Tangan Neiva menyentuh kaca jendela kamarnya yang tertutup. Seperti malam ini, sebelum tidur, dari balik jendela ini Neiva biasa duduk termenung di depan meja belajarnya, memandang lekat langit, awan, bintang-bintang, jalan-jalan lenggang, rumput-rumput liar, dan apapun yang terlihat oleh matanya. Neiva selalu hanyut dalam kesedihan. Ia memimpikan kehidupannya sebelum semua ini terjadi. Sekolah, teman, tempat bermain, indah dan harum bunga, juga ibunya.

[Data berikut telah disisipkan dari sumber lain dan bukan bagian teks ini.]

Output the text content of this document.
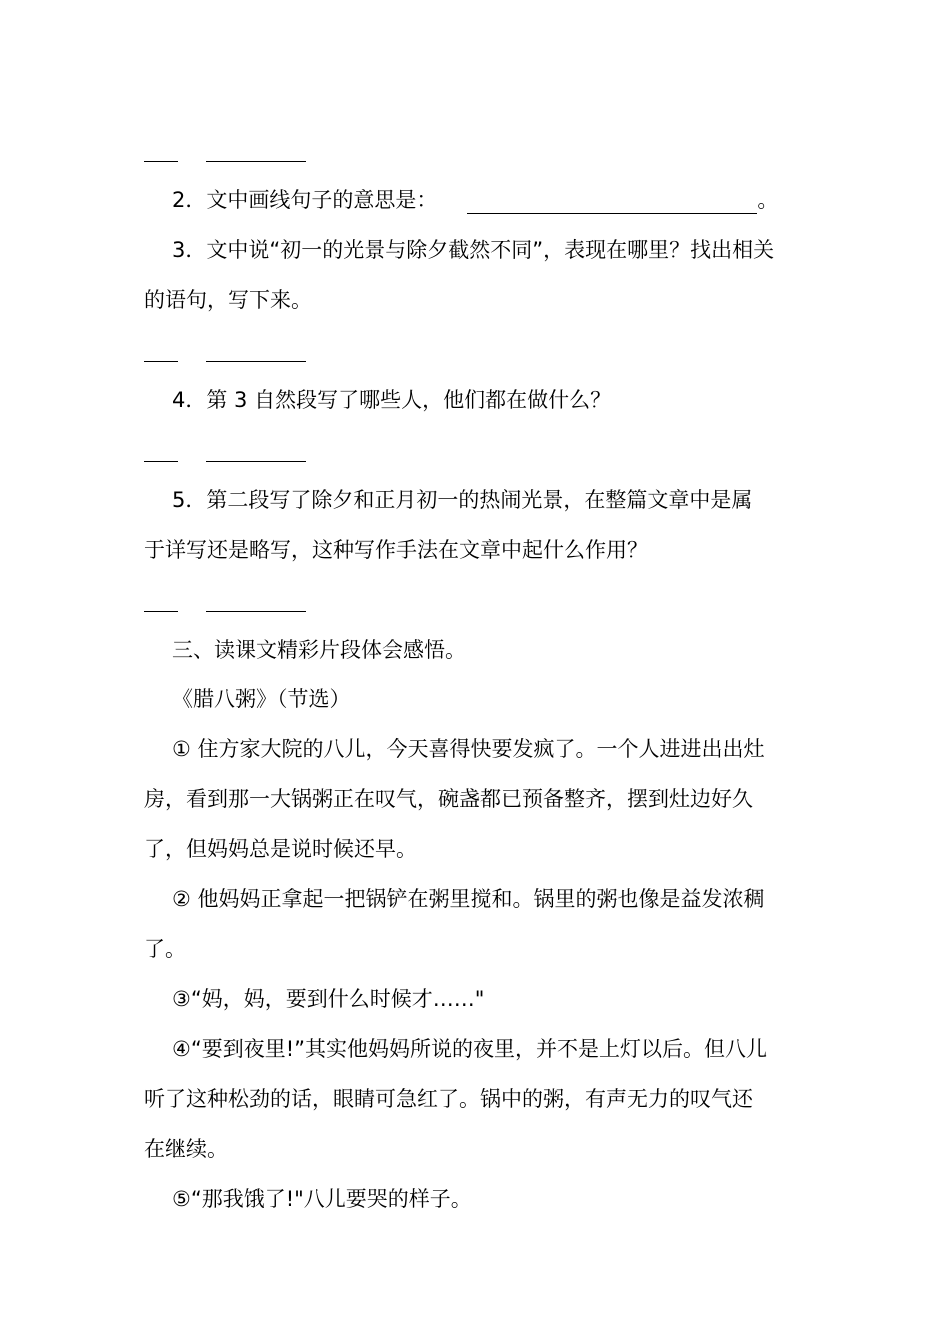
2．文中画线句子的意思是：	。
3．文中说“初一的光景与除夕截然不同”，表现在哪里？找出相关
的语句，写下来。
4．第 3 自然段写了哪些人，他们都在做什么？
5．第二段写了除夕和正月初一的热闹光景，在整篇文章中是属
于详写还是略写，这种写作手法在文章中起什么作用？
三、读课文精彩片段体会感悟。
《腊八粥》（节选）
① 住方家大院的八儿，今天喜得快要发疯了。一个人进进出出灶
房，看到那一大锅粥正在叹气，碗盏都已预备整齐，摆到灶边好久
了，但妈妈总是说时候还早。
② 他妈妈正拿起一把锅铲在粥里搅和。锅里的粥也像是益发浓稠
了。
③“妈，妈，要到什么时候才……"
④“要到夜里!”其实他妈妈所说的夜里，并不是上灯以后。但八儿
听了这种松劲的话，眼睛可急红了。锅中的粥，有声无力的叹气还
在继续。
⑤“那我饿了!"八儿要哭的样子。
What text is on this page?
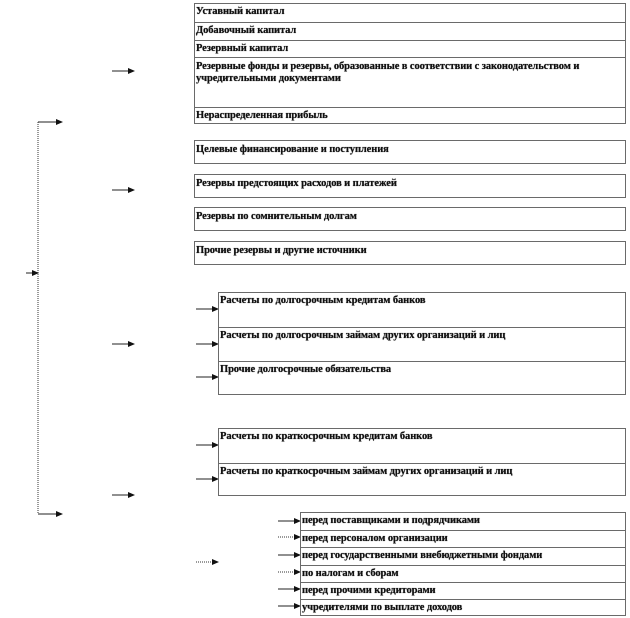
Уставный капитал
Добавочный капитал
Резервный капитал
Резервные фонды и резервы, образованные в соответствии с законодательством и учредительными документами
Нераспределенная прибыль
Целевые финансирование и поступления
Резервы предстоящих расходов и платежей
Резервы по сомнительным долгам
Прочие резервы и другие источники
Расчеты по долгосрочным кредитам банков
Расчеты по долгосрочным займам других организаций и лиц
Прочие долгосрочные обязательства
Расчеты по краткосрочным кредитам банков
Расчеты по краткосрочным займам других организаций и лиц
перед поставщиками и подрядчиками
перед персоналом организации
перед государственными внебюджетными фондами
по налогам и сборам
перед прочими кредиторами
учредителями по выплате доходов
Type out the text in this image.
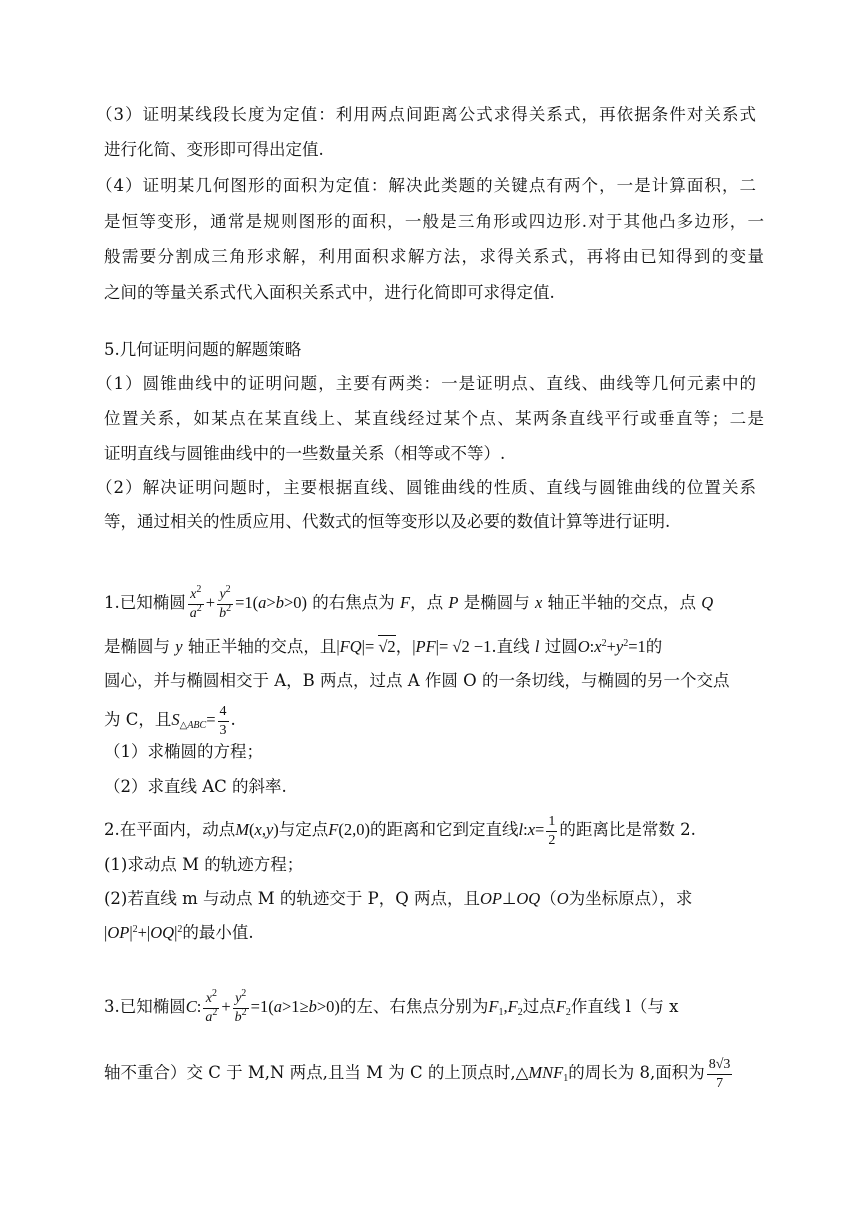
（3）证明某线段长度为定值：利用两点间距离公式求得关系式，再依据条件对关系式
进行化简、变形即可得出定值.
（4）证明某几何图形的面积为定值：解决此类题的关键点有两个，一是计算面积，二
是恒等变形，通常是规则图形的面积，一般是三角形或四边形.对于其他凸多边形，一
般需要分割成三角形求解，利用面积求解方法，求得关系式，再将由已知得到的变量
之间的等量关系式代入面积关系式中，进行化简即可求得定值.
5.几何证明问题的解题策略
（1）圆锥曲线中的证明问题，主要有两类：一是证明点、直线、曲线等几何元素中的
位置关系，如某点在某直线上、某直线经过某个点、某两条直线平行或垂直等；二是
证明直线与圆锥曲线中的一些数量关系（相等或不等）.
（2）解决证明问题时，主要根据直线、圆锥曲线的性质、直线与圆锥曲线的位置关系
等，通过相关的性质应用、代数式的恒等变形以及必要的数值计算等进行证明.
1.已知椭圆 $\frac{x^2}{a^2} + \frac{y^2}{b^2} =1(a>b>0)$ 的右焦点为 F，点 P 是椭圆与 x 轴正半轴的交点，点 Q
是椭圆与 y 轴正半轴的交点，且|FQ|= √2，|PF|= √2 −1.直线 l 过圆$O:x^2+y^2=1$的
圆心，并与椭圆相交于 A，B 两点，过点 A 作圆 O 的一条切线，与椭圆的另一个交点
为 C，且$S_{\triangle ABC}= \frac{4}{3}$ .
（1）求椭圆的方程；
（2）求直线 AC 的斜率.
2.在平面内，动点M(x,y)与定点F(2,0)的距离和它到定直线l:x= $\frac{1}{2}$ 的距离比是常数 2.
(1)求动点 M 的轨迹方程；
(2)若直线 m 与动点 M 的轨迹交于 P，Q 两点，且OP⊥OQ（O为坐标原点），求
$|OP|^2+|OQ|^2$的最小值.
3.已知椭圆C: $\frac{x^2}{a^2} + \frac{y^2}{b^2} =1(a>1\ge b>0)$的左、右焦点分别为$F_1,F_2$过点$F_2$作直线 l（与 x
轴不重合）交 C 于 M,N 两点,且当 M 为 C 的上顶点时$,\triangle MNF_1$的周长为 8,面积为 $\frac{8√3}{7}$
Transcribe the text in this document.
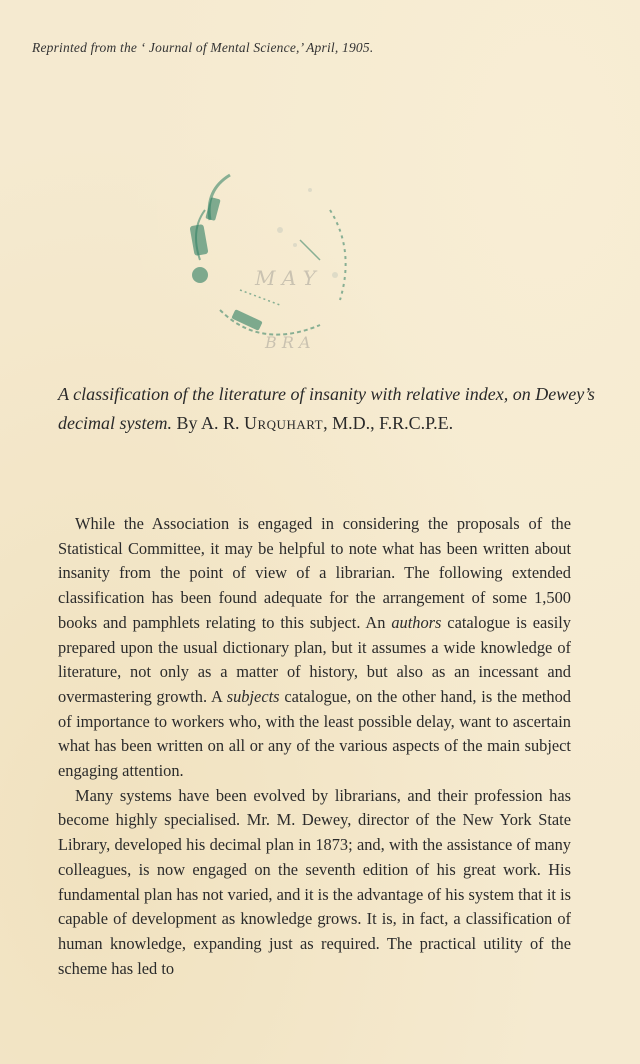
Reprinted from the ‘ Journal of Mental Science,’ April, 1905.
M A Y
B R A
A classification of the literature of insanity with relative index, on Dewey’s decimal system. By A. R. Urquhart, M.D., F.R.C.P.E.

While the Association is engaged in considering the proposals of the Statistical Committee, it may be helpful to note what has been written about insanity from the point of view of a librarian. The following extended classification has been found adequate for the arrangement of some 1,500 books and pamphlets relating to this subject. An authors catalogue is easily prepared upon the usual dictionary plan, but it assumes a wide knowledge of literature, not only as a matter of history, but also as an incessant and overmastering growth. A subjects catalogue, on the other hand, is the method of importance to workers who, with the least possible delay, want to ascertain what has been written on all or any of the various aspects of the main subject engaging attention.

Many systems have been evolved by librarians, and their profession has become highly specialised. Mr. M. Dewey, director of the New York State Library, developed his decimal plan in 1873; and, with the assistance of many colleagues, is now engaged on the seventh edition of his great work. His fundamental plan has not varied, and it is the advantage of his system that it is capable of development as knowledge grows. It is, in fact, a classification of human knowledge, expanding just as required. The practical utility of the scheme has led to
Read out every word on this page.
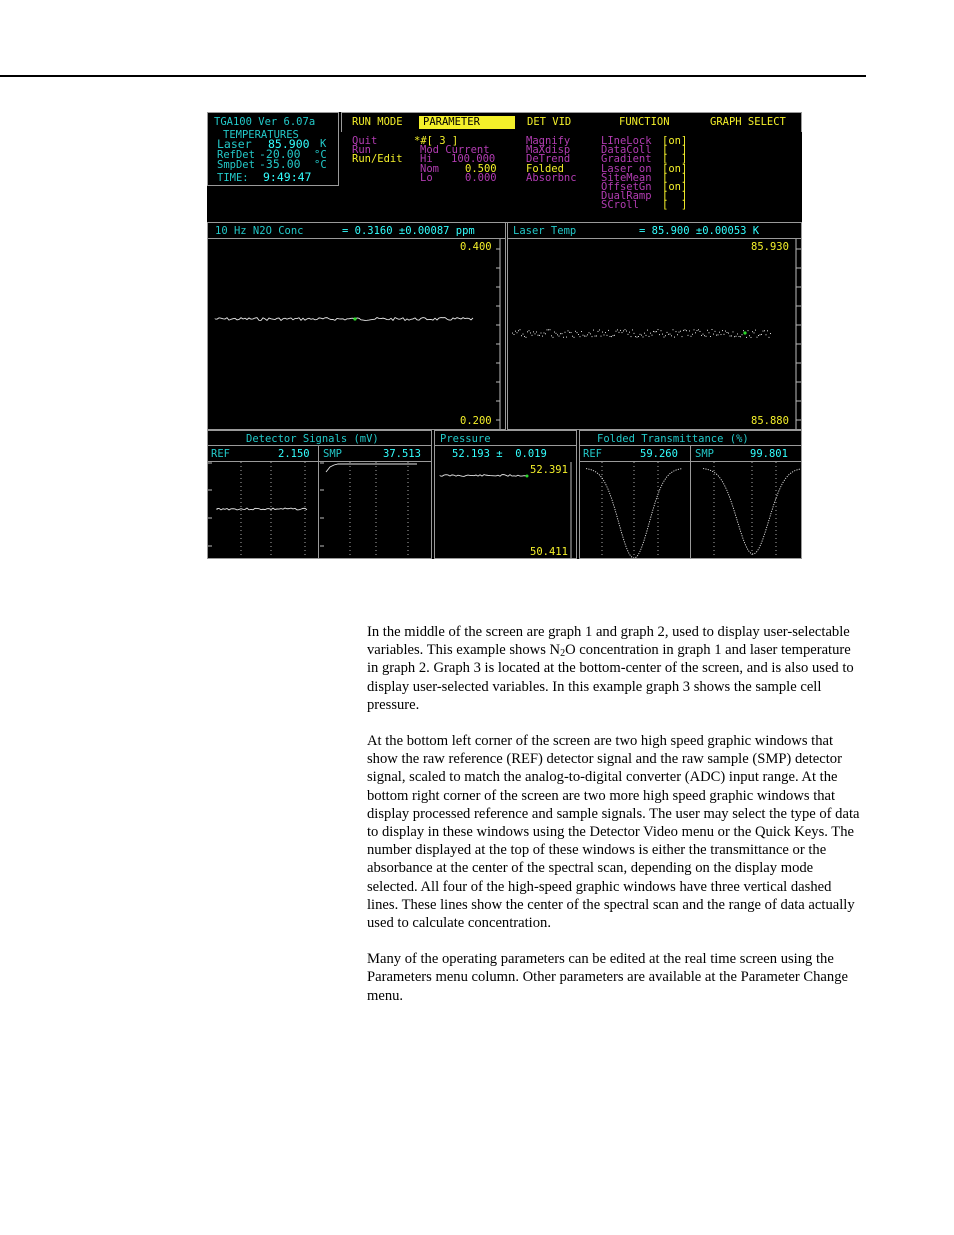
TGA100 Ver 6.07a
TEMPERATURES
Laser 85.900 K
RefDet -20.00 °C
SmpDet -35.00 °C
TIME: 9:49:47
RUN MODE	PARAMETER	DET VID	FUNCTION	GRAPH SELECT
Quit
Run
Run/Edit
*#[ 3 ]
Mod Current
Hi 100.000
Nom 0.500
Lo	0.000
Magnify
MaXdisp
DeTrend
Folded
Absorbnc
LIneLock [on]
DataColl [  ]
Gradient [  ]
Laser on [on]
SiteMean [  ]
OffsetGn [on]
DualRamp [  ]
SCroll [  ]
10 Hz N2O Conc	= 0.3160 ±0.00087 ppm
0.400
0.200
Laser Temp	= 85.900 ±0.00053 K
85.930
85.880
Detector Signals (mV)
REF	2.150 SMP	37.513
Pressure
52.193 ±  0.019
52.391
50.411
Folded Transmittance (%)
REF	59.260 SMP	99.801

In the middle of the screen are graph 1 and graph 2, used to display user-selectable variables. This example shows $N_2O$ concentration in graph 1 and laser temperature in graph 2. Graph 3 is located at the bottom-center of the screen, and is also used to display user-selected variables. In this example graph 3 shows the sample cell pressure.

At the bottom left corner of the screen are two high speed graphic windows that show the raw reference (REF) detector signal and the raw sample (SMP) detector signal, scaled to match the analog-to-digital converter (ADC) input range. At the bottom right corner of the screen are two more high speed graphic windows that display processed reference and sample signals. The user may select the type of data to display in these windows using the Detector Video menu or the Quick Keys. The number displayed at the top of these windows is either the transmittance or the absorbance at the center of the spectral scan, depending on the display mode selected. All four of the high-speed graphic windows have three vertical dashed lines. These lines show the center of the spectral scan and the range of data actually used to calculate concentration.

Many of the operating parameters can be edited at the real time screen using the Parameters menu column. Other parameters are available at the Parameter Change menu.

Kak Aira memberikan Neiva satu pot tamanan bunga itu, sebagai ganti kenangan taman bunga ibu. “Satu pot tanaman ini tidak akan sebanding dengan indah satu taman bunga, tapi kamu tetap akan merasakan keindahannya jika kamu mau menerimanya,” kata Kak Aira saat memberikannya. Neiva mau menerimanya, ia tahu rumah mereka tak punya cukup lahan untuk membuat taman bunga. Dengan antusias Neiva merawat pot itu, ia tidak sabar untuk menikmati kembali indah bunga, tidak apa hanya satu. Namun berhari-hari, berminggu-minggu, bunga itu tidak juga tumbuh. Beberapa kali tamanan itu hampir mati tanpa tumbuh bunga. Kali ini Neiva menyerah, sepertinya ia tidak akan bisa menikmati indah bunga, seperti ia yang saat ini tidak bisa lagi bertemu ibunya dan menikmati indah dunia luar.
Neiva menutup mulutnya yang menguap lebar. Sudah waktunya ia tidur. Neiva bersiap menutup gorden jendelanya, tapi gerakannya terhenti ketika ia melihat seorang anak laki-laki seusianya di depan jendela kamarnya. Dengan penuh rasa penasaran Neiva membuka jendela kamarnya. Kak Aira selalu melarangnnya membuka pintu di malam hari, tapi ini jendela.
“Siapa? Kenapa di luar?” Neiva bertanya heran.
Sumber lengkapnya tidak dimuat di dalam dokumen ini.